SLLA486B May 2020 – October 2024 ISO1042 , ISO1042-Q1 , ISO1044 , ISO1050 , ISOW1044
Most isolated or non-isolated CAN transceivers have a protection feature called Dominant-Timeout (DTO). This feature disables the transmitter of a device if it holds the bus dominant for a time greater than DTO. This feature is useful in case of a software failure or a hardware failure that makes TXD low continuously. The CAN protocol does not allow transmission of more than 5 bits of same state in a row due to bit stuffing rules except in error condition. So in an error scenario, 5 dominant bits followed by 6 consecutive dominant bits of error frame needs to be transmitted. Hence, 11*bit time of one dominant bit <= DTO time. This decides minimum data rate (or maximum one bit dominant time period).
Though ISO1042, ISO1044, and ISOW1044 are able to support a maximum 5 Mbps data rate, the actual maximum achievable in a network is dependent on maximum cable length (for example, distance between farthest nodes), type of cable (which will decide signal speed in the interconnect medium), and total capacitance that exists across the CAN bus due to cable, individual nodes, PCB traces, connectors, and so forth.

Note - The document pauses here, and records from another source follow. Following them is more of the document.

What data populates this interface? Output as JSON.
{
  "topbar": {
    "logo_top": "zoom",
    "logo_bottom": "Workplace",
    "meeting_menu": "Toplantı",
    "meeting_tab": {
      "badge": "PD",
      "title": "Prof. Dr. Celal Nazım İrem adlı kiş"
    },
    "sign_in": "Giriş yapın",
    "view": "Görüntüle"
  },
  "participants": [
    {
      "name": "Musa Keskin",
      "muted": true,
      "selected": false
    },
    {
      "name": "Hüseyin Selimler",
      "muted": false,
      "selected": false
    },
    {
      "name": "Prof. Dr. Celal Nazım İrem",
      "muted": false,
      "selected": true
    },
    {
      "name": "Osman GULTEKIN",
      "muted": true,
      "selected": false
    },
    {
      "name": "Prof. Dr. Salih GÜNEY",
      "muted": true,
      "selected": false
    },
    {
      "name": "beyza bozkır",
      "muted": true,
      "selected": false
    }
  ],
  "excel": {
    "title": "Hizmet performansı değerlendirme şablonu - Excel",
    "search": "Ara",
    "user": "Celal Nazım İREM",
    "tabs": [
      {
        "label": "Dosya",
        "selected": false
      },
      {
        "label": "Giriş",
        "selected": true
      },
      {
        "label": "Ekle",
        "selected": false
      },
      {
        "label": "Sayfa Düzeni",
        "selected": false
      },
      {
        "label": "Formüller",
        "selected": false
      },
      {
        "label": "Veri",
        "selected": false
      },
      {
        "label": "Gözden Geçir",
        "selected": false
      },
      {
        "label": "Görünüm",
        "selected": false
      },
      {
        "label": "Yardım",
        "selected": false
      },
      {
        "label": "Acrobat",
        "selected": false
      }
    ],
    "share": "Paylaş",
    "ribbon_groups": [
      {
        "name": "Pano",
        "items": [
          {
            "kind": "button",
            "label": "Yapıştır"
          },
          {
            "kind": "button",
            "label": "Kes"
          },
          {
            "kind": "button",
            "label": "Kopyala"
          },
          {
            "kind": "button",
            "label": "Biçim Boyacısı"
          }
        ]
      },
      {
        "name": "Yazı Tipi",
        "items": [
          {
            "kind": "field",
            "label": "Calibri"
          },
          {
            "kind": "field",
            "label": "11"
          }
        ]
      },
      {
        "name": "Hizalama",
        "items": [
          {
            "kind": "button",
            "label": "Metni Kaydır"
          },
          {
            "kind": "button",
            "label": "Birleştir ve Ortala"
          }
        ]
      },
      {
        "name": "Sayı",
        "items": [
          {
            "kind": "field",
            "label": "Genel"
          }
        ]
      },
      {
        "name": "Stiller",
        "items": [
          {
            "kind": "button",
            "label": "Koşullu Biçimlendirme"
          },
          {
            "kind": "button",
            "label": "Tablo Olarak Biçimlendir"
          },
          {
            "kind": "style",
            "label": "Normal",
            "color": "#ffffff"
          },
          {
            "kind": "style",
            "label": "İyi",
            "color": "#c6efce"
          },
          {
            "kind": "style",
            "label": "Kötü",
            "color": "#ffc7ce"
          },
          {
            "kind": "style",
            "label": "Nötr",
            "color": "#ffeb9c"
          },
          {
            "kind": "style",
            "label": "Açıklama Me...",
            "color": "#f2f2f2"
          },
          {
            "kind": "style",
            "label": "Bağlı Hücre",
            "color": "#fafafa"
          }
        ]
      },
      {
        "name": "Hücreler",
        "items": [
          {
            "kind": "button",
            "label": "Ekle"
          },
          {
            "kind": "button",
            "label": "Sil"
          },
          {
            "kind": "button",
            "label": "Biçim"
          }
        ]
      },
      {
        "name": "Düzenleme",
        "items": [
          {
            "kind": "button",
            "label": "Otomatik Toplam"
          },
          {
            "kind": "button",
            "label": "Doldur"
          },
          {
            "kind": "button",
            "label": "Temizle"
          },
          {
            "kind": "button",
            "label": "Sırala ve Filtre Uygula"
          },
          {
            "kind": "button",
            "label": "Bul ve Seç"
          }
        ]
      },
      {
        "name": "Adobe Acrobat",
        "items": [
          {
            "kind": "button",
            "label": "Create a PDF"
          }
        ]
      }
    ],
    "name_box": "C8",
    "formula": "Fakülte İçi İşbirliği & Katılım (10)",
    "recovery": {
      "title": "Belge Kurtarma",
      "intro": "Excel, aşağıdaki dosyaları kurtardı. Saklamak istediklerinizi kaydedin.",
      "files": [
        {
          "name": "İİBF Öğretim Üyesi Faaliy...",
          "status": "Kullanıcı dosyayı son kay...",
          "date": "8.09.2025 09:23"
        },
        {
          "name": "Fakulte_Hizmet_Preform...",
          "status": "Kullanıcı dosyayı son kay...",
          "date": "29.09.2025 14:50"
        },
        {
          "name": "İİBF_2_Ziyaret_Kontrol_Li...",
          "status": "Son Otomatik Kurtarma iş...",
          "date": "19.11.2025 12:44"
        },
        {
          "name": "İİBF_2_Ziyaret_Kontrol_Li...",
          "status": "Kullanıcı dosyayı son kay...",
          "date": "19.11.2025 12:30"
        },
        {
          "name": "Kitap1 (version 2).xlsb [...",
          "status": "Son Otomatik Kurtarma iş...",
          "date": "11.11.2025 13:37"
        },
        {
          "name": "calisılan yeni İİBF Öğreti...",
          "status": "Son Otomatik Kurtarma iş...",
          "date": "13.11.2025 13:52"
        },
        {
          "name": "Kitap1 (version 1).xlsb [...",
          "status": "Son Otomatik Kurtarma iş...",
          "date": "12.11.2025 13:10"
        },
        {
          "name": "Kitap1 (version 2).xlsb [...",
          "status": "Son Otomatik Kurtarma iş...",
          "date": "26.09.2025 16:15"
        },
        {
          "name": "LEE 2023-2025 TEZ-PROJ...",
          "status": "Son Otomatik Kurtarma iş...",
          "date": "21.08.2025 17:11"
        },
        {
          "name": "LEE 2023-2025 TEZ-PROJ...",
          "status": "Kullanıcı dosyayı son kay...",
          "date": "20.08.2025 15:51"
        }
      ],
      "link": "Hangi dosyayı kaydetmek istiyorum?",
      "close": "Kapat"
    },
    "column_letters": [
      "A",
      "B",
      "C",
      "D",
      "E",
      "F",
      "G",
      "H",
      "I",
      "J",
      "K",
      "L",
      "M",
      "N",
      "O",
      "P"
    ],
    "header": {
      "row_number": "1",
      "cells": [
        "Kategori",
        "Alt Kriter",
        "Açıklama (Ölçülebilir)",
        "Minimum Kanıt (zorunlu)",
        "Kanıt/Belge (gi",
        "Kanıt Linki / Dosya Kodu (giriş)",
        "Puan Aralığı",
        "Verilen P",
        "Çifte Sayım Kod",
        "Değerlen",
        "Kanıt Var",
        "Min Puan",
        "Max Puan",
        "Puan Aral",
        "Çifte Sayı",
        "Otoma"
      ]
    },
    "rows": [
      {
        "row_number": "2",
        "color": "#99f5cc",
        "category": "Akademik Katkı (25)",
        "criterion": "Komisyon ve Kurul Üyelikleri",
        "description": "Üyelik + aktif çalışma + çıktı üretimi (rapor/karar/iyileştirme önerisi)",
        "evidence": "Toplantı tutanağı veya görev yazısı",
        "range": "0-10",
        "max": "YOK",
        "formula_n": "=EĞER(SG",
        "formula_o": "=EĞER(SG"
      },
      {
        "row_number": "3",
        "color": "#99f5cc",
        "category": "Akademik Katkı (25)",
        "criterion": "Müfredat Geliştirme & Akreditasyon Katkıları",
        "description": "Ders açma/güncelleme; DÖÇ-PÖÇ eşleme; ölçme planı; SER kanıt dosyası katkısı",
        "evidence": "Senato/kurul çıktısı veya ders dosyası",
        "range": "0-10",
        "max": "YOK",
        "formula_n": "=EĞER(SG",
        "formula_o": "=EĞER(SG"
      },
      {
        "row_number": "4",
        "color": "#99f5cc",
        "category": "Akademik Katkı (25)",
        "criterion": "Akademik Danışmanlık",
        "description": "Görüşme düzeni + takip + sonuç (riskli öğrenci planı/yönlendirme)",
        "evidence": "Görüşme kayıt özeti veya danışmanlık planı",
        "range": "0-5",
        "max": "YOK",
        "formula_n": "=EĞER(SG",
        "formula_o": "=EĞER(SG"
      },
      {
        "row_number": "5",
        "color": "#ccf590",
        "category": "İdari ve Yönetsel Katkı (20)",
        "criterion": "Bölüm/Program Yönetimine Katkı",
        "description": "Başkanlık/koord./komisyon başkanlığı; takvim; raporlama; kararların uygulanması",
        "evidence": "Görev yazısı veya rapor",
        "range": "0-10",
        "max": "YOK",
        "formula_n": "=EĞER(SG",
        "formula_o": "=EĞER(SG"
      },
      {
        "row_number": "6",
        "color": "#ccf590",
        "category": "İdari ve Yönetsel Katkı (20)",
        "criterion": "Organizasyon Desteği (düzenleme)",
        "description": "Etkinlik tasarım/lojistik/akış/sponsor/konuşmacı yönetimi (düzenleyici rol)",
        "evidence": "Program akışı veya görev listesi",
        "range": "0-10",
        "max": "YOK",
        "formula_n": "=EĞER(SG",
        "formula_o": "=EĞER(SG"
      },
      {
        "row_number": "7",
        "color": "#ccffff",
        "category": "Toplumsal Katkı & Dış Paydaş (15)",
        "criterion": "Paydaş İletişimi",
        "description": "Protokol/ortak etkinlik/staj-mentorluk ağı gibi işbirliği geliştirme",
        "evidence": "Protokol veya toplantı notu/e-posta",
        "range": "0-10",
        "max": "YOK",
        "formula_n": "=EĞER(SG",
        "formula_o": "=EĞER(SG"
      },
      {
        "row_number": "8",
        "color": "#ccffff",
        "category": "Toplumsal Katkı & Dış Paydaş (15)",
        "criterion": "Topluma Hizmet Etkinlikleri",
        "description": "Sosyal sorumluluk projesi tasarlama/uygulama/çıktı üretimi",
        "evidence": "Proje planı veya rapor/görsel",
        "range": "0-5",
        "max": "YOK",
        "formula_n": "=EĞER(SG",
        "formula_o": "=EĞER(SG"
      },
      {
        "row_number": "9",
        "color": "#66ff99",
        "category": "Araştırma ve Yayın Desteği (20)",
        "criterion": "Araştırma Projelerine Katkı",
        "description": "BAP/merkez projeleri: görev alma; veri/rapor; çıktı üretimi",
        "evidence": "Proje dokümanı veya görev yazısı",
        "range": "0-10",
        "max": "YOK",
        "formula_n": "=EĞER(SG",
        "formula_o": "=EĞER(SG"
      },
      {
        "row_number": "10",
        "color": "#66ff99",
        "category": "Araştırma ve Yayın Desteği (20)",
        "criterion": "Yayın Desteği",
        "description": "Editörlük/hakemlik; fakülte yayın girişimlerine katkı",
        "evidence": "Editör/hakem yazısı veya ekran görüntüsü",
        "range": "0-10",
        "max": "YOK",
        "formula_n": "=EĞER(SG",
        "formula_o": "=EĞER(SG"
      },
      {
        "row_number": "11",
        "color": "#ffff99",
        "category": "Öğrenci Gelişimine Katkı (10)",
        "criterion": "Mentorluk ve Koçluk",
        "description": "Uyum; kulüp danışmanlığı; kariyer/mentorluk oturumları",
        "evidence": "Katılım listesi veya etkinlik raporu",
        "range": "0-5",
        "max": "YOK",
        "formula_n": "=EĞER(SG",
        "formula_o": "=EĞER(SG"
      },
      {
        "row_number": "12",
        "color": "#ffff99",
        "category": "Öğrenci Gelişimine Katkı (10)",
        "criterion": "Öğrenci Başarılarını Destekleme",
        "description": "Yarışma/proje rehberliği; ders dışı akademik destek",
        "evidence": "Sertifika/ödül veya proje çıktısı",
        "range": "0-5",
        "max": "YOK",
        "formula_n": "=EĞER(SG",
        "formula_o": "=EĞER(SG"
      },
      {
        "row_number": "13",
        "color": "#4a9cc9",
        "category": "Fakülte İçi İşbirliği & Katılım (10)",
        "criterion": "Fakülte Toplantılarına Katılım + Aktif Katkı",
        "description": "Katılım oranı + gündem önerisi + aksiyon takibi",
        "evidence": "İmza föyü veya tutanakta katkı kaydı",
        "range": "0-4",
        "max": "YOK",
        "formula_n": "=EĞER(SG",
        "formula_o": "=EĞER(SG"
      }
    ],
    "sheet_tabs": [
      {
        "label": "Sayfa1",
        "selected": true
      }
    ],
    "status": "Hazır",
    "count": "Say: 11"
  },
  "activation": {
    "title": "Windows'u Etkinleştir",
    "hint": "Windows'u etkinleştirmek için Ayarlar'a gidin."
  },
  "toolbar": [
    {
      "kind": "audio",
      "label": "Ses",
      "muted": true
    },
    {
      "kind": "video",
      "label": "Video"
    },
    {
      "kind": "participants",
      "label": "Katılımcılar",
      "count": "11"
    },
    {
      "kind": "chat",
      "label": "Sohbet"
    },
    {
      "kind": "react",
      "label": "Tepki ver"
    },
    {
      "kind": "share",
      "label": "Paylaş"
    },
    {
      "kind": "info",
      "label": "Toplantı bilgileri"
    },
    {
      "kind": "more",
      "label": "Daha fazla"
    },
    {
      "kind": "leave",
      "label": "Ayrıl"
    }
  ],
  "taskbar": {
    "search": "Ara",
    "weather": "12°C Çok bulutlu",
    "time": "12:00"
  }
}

Bitwise arbitration is the key to CAN protocol. This means during arbitration phase of CAN packet, a bit sent by a transmitter needs to reach the farthest receiver and back to the transmitter which monitors via RXD for it to move to the subsequent bit in the CAN-ID part of a data packet. So the fastest bit time in arbitration phase has to be more than the loop delay of a transmitter node + 2*prop delay of cable (typically 5 ns/meter of CAT5e cable). This indicates there is an inverse relationship between maximum data rate in arbitration period and maximum communication distance. The maximum data rate during data-phase of CAN packet would be limited by the bit timing distortion introduced by the transceiver and by the controller's sampling point margin. Overall capacitance seen on the bus also impacts timing as dominant to recessive edge transitions may be elongated if a higher capacitance is seen on the bus.